Error: Estimation failed for the following covariates:
treated_old, treated_new
Please ensure that these covariates do not have missing values and check for multicollinearity before re-estimating the model
Как бы то ни было, вы можете более просто изучить все эти вопросы с помощью lm()
или даже более просто с помощью model.matrix()

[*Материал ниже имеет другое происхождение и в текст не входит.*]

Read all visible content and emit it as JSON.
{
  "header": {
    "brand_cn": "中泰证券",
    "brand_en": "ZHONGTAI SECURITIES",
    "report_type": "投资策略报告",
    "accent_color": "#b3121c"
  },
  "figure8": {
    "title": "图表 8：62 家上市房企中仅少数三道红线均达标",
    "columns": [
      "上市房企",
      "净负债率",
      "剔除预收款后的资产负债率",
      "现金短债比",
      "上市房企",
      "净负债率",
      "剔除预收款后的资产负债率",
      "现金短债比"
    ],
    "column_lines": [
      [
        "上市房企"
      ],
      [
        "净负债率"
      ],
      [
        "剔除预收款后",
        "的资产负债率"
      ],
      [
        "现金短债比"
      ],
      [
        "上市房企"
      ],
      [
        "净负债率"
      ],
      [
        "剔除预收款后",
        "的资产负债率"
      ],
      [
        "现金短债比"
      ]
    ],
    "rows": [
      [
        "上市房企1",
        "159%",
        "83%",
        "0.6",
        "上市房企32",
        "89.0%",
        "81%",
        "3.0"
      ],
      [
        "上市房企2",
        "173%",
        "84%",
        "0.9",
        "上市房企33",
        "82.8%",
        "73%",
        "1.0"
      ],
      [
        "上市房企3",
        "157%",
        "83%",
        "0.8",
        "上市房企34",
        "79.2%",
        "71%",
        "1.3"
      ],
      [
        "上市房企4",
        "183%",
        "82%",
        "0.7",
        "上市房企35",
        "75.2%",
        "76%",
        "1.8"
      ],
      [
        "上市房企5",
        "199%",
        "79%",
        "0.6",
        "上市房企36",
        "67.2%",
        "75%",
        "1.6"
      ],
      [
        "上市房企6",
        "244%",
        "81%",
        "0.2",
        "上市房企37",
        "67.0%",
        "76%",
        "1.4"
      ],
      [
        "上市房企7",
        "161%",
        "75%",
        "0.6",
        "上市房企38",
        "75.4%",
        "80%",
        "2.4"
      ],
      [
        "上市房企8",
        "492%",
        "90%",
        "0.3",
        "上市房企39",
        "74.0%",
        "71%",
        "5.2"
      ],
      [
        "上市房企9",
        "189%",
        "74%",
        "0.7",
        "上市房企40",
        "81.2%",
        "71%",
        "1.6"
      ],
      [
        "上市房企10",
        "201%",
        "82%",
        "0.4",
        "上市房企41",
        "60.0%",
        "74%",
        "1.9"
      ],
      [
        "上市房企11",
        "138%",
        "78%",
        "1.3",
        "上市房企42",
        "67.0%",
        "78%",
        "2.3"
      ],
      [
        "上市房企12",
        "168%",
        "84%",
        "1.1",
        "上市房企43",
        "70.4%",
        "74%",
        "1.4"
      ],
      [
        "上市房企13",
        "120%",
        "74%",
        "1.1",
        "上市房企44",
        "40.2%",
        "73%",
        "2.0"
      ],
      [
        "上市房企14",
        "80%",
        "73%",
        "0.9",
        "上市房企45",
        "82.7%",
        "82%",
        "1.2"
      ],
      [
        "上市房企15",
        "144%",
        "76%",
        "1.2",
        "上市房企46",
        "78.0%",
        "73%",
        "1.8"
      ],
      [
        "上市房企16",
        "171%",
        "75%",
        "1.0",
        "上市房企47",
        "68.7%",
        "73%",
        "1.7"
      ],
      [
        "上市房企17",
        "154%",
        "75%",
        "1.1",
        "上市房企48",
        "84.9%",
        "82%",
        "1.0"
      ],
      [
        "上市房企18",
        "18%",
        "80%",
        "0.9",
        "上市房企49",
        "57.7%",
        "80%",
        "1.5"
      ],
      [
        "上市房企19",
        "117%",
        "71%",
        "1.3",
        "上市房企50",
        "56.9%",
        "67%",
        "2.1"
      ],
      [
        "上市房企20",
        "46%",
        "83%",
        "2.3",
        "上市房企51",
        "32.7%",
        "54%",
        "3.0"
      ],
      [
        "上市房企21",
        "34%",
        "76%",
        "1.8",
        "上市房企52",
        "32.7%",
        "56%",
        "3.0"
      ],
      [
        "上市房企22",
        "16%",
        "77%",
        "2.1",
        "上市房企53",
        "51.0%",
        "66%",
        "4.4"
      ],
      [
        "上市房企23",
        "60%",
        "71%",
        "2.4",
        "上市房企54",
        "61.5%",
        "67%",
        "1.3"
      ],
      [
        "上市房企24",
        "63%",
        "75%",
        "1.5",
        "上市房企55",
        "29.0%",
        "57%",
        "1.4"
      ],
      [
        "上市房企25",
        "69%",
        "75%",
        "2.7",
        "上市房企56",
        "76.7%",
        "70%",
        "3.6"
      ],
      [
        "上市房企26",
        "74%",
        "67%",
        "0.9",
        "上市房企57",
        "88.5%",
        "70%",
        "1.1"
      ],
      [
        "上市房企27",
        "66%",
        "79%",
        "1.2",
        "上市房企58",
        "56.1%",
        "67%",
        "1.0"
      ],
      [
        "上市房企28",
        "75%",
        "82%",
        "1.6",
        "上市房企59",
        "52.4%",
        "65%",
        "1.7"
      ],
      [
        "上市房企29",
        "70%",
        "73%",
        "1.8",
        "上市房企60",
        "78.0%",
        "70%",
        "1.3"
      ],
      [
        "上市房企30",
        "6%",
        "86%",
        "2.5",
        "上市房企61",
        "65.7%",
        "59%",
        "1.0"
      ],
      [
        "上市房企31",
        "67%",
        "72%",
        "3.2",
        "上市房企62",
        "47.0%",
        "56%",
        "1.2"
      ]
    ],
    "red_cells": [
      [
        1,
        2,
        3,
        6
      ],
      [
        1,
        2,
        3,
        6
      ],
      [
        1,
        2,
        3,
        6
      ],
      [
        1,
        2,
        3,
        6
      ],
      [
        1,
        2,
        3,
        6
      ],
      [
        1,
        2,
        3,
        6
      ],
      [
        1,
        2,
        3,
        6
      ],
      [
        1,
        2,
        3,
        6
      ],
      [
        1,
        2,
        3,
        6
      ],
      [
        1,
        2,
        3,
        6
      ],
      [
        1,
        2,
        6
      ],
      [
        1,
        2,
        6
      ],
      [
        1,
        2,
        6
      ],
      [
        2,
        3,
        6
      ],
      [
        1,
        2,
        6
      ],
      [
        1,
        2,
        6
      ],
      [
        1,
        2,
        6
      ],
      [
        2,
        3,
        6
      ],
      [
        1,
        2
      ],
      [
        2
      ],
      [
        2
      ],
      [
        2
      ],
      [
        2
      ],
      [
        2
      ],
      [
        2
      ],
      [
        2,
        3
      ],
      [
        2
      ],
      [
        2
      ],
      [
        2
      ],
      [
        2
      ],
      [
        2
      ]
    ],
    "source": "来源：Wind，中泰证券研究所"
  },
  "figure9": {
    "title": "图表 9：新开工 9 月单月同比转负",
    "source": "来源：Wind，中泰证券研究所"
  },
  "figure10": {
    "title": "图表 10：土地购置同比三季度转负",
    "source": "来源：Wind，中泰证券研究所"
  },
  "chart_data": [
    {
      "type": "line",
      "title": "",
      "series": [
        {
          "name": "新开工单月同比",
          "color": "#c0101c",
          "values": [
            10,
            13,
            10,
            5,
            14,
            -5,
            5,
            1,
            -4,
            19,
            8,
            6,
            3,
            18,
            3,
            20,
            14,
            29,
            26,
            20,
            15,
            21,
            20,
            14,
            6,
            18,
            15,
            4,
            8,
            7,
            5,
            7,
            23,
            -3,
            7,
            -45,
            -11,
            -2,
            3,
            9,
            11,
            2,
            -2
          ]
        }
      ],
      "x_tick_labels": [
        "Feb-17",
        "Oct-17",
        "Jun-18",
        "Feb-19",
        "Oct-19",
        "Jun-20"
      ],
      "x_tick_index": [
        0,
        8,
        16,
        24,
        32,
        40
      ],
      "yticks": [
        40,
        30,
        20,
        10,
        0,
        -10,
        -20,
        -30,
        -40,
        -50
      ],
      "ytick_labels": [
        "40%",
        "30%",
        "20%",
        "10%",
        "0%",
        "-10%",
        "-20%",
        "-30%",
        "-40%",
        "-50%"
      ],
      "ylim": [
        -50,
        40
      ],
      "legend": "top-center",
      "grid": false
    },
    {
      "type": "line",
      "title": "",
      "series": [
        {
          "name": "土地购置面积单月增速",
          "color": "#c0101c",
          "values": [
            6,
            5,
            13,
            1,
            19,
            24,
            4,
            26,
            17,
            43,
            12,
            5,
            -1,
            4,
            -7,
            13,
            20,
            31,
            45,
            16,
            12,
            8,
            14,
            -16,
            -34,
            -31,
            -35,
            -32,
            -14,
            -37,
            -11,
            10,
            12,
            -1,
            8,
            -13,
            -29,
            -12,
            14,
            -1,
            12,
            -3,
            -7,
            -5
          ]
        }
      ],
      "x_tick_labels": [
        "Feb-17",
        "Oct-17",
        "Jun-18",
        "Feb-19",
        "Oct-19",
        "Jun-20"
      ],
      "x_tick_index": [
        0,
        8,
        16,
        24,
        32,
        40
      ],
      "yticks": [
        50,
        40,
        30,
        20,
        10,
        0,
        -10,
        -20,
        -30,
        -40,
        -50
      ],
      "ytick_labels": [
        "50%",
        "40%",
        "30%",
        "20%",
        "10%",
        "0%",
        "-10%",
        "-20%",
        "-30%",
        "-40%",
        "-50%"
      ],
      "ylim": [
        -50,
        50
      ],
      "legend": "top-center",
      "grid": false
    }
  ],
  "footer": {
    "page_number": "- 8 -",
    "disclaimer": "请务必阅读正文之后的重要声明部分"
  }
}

; вам не нужно дополнительное усложнение смешанной модели (lme4
/lmerTest
)...
@PBulls Спасибо за объяснение переворота знака и за указание на то, что мне также следует обратить внимание на коллинеарные столбцы нулей как на возможную причину ошибки в ancombc
!
@Бен Болкер Спасибо, что указали на это. Я использую lmerTest
, потому что это то, что использует ancombc
, который я пытаюсь запустить.
В вашей короткой версии factorC
сам по себе эквивалентен factorA*factorB
— вам не нужно включать factorA+factorB
. Вот почему вы получаете предупреждение о недостаточном ранге в более длинной версии: два уровня в treatment_age
уже охвачены основными эффектами treatment
и age
.
Насколько я понимаю, основные эффекты используются для оценки наличия различий в уровнях «лечения» и «возраста», а термин взаимодействия проверяет, реагируют ли уровни «возраста» по-разному на «лечение». Таким образом, я рассматриваю необходимо включить как основные эффекты, так и термин взаимодействия. Однако я не знаю, как это написать, если я не могу использовать понятие «*».
@empetrum Вы выступаете против математики. Будьте готовы проиграть этот спор. Вам необходимо изучить понятие «контрасты лечения».
@Роланд Спасибо за твой совет. Не могли бы вы рассказать об этом подробнее? Я интерпретирую взаимодействие, как описано здесь bioconductor.org/packages/devel/bioc/vignettes/DESeq2/inst/doc/… для другого инструмента, используемого для дифференциального тестирования численности.
Изменение знака при ручном взаимодействии связано с тем, что спецификация
treatment*age
создает параметр дляtreatment=treated & age=old
, тогда как ручной эффект параметризуетtreatment=control & age=old
. R по умолчанию принимает первый уровень фактора в качестве эталона. Инструкцииancombc
, скорее всего, относятся к взаимодействиям более высокого порядка, где в ваших данных могут отсутствовать все комбинации, что приведет к проблемам (коллинеарные столбцы нулей), в вашем примере этого нет.